The SMS banking channel also acts as the bank’s means of alerting its customers, especially in an emergency situation; e.g. when there is an ATM fraud happening in the region, the bank can push a mass alert (although not subscribed by all customers) or automatically alert on an individual basis when a predefined ‘abnormal’ transaction happens on a customer’s account using the ATM or credit card. This capability mitigates the risk of fraud going unnoticed for a long time and increases customer confidence in the bank’sinformation systems.
Compensating controls for lack of encryption
The lack of encryption on SMS messages is an area of concern that is often discussed. This concern sometimes arises within the group of the bank’s technology personnel, due to their familiarity and past experience with encryption on the ATM and other payment channels. The lack of encryption is inherent to the SMS banking channel and several banks that use it have overcome their fears by introducing compensating controls and limiting the scope of the SMS banking application to where it offers an advantage over other channels.

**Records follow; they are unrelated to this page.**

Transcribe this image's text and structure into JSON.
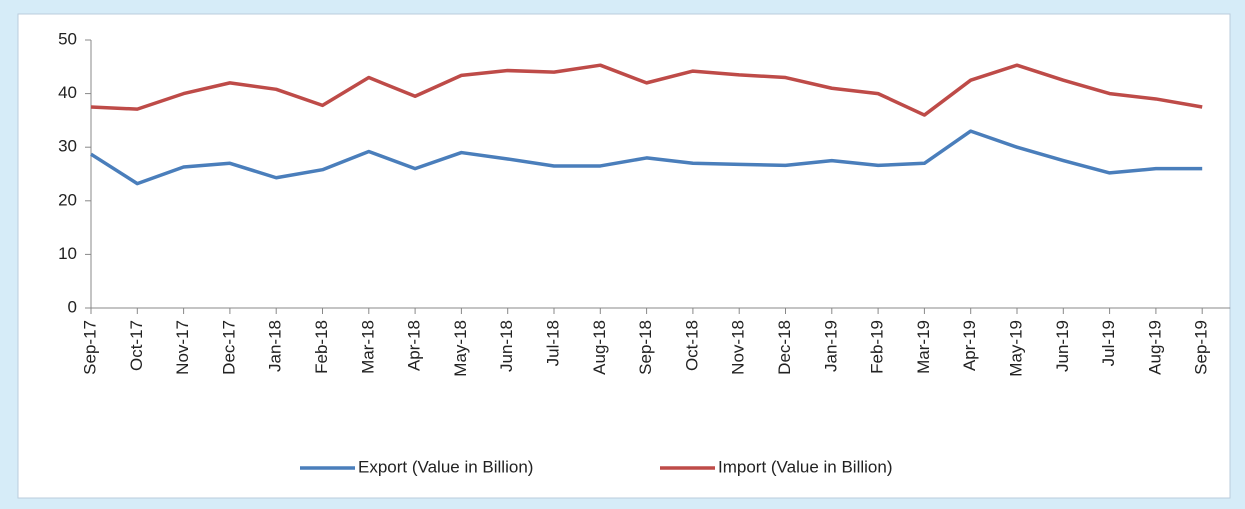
{
  "chart_data": {
    "type": "line",
    "categories": [
      "Sep-17",
      "Oct-17",
      "Nov-17",
      "Dec-17",
      "Jan-18",
      "Feb-18",
      "Mar-18",
      "Apr-18",
      "May-18",
      "Jun-18",
      "Jul-18",
      "Aug-18",
      "Sep-18",
      "Oct-18",
      "Nov-18",
      "Dec-18",
      "Jan-19",
      "Feb-19",
      "Mar-19",
      "Apr-19",
      "May-19",
      "Jun-19",
      "Jul-19",
      "Aug-19",
      "Sep-19"
    ],
    "series": [
      {
        "name": "Export (Value in Billion)",
        "color": "#4a7ebb",
        "values": [
          28.7,
          23.2,
          26.3,
          27,
          24.3,
          25.8,
          29.2,
          26,
          29,
          27.8,
          26.5,
          26.5,
          28,
          27,
          26.8,
          26.6,
          27.5,
          26.6,
          27,
          33,
          30,
          27.5,
          25.2,
          26,
          26
        ]
      },
      {
        "name": "Import (Value in Billion)",
        "color": "#be4b48",
        "values": [
          37.5,
          37.1,
          40,
          42,
          40.8,
          37.8,
          43,
          39.5,
          43.4,
          44.3,
          44,
          45.3,
          42,
          44.2,
          43.5,
          43,
          41,
          40,
          36,
          42.5,
          45.3,
          42.5,
          40,
          39,
          37.5
        ]
      }
    ],
    "ylim": [
      0,
      50
    ],
    "yticks": [
      0,
      10,
      20,
      30,
      40,
      50
    ],
    "legend": "bottom"
  }
}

Suppliers of SMS banking software solutions have found reliable means by which the security concerns can be addressed. Typically the methods employed are by pre-registration and using security tokens where the transaction risk is perceived to be high. Sometimes ATM type PINs are also employed, but the usage of PINs in SMS banking makes the customer’s task more cumbersome.
Technologies employed for SMS banking
Most SMS banking solutions are add-on products and work with the bank’s existing host systems deployed in its computer and communications environment. As most banks have multiple backend hosts, the more advanced SMS banking systems are built to be able to work in a multi-host banking environment; and to have open interfaces which allow for messaging between existing banking host systems using industry or de facto standards.
Well developed and mature SMS banking software solutions normally provide a robust control environment and a flexible and scalable operating environment. These solutions are able to connect seamlessly to multiple SMSC operators in the country of operation. Depending on the volume of messages that are require to be pushed, means to connect to the SMSC could be different, such as using simple modems or connecting over leased line using low level communication protocols (like SMPP, UCP etc.) Advanced SMS banking solutions also cater to providing failover mechanisms and least-cost routing options.
Most online banking platforms are owned and developed by the banks using them. There is only one open source online banking platform supporting mobile banking and sms payments called Cyclos, which is developed to stimulate and empower local banks in development countries.